Looking for a path of least resistance.  I have a long existing server that serves up several websites (different domains) including some HTTPS sites all from one IP.

Currently apache runs as a single user for all vhosts and there are no jails or anything else.

Most sites use PHP (WordPress, Wikis, even some custom code), some use external programs like imagemagick, gd, etc.

I trust everyone who has accounts on the site, but recently an external party figured out how to trick a script into writing new files into directories writable by the apache process.  I'd like to make it so that in the future if a vulnerability is found in one vhost, that damage is contained to that single vhost.

The hardware is lightweight, a quad-core Phenom II, 4GB of RAM and a single hard-drive.

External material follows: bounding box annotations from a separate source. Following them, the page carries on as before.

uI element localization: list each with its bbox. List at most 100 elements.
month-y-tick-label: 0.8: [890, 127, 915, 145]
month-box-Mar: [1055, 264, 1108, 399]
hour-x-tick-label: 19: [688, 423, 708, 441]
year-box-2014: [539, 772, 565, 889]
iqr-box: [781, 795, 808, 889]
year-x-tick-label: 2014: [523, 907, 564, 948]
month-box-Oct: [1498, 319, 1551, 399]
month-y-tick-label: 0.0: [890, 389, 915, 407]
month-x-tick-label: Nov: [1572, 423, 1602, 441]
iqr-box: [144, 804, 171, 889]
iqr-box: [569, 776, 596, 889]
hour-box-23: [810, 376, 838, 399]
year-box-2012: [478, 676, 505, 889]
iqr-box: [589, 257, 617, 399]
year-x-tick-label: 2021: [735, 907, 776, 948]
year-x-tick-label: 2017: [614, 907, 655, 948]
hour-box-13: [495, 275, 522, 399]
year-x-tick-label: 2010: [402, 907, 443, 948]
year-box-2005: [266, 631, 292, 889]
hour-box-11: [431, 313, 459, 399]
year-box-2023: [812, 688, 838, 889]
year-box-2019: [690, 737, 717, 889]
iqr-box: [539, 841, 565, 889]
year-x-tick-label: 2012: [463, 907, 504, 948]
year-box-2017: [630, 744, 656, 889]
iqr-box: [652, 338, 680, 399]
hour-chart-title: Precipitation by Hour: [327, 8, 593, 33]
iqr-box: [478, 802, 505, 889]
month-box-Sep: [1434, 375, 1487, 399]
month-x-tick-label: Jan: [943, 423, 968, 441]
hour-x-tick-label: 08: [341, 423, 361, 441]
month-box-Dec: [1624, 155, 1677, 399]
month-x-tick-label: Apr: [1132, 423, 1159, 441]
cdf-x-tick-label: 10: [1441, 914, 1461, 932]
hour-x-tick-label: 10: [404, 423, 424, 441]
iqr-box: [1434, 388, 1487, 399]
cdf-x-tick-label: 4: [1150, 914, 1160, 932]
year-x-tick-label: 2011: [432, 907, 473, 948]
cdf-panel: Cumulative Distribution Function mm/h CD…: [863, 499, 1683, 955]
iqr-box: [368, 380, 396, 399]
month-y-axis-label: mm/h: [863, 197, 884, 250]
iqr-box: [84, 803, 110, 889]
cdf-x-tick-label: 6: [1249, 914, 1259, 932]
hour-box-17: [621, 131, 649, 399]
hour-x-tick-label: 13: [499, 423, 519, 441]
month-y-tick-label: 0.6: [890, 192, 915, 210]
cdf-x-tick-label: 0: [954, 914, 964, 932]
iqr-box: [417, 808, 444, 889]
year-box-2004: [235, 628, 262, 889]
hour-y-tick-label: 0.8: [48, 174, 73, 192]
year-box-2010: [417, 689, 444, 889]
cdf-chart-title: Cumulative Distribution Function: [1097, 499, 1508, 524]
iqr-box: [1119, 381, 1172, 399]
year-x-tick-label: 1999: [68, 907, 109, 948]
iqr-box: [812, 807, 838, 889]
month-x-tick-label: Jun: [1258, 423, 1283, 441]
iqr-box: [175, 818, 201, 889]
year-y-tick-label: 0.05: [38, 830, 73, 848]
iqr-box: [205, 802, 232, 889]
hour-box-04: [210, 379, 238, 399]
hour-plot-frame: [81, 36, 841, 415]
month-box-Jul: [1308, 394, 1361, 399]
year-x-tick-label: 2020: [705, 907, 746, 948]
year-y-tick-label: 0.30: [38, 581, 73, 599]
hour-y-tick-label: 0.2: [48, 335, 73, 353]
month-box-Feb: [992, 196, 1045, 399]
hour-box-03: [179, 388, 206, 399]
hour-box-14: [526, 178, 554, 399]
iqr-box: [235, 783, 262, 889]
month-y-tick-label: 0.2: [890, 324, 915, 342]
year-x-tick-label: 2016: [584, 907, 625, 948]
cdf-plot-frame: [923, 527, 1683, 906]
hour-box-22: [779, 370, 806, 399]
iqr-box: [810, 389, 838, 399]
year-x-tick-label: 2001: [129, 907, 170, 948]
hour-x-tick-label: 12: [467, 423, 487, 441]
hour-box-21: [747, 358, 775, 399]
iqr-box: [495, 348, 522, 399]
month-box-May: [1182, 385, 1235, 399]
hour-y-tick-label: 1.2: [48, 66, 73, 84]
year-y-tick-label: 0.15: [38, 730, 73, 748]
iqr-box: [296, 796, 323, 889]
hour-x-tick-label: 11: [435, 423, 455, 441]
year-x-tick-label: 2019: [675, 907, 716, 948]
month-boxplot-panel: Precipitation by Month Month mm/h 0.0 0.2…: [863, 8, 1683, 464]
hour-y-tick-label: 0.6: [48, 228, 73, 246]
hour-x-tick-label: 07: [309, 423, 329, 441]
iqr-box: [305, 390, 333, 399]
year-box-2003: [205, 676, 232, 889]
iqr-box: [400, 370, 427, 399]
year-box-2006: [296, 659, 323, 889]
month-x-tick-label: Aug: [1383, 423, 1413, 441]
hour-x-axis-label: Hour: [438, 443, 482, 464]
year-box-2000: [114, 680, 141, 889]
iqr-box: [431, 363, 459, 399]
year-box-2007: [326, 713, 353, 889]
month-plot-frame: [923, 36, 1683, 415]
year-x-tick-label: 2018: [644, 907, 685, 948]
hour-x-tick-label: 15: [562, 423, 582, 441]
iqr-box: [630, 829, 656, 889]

What's the easiest method to segment these vhosts from each other?  Preferably one that doesn't need more resources than I have and one that isn't horribly oppressive (requiring fidgeting to get access to things like imagemagick or "sendmail").

Thanks a ton!

----------

## py-ro

Try mpm_itk, should do what you want, with least needed editing of your config.

There even is a USE-Flag for it.

Bye

Py

----------

## Philippe23

By the way, I switched over to ITK this weekend.  Thanks for the suggestion py-ro!

----------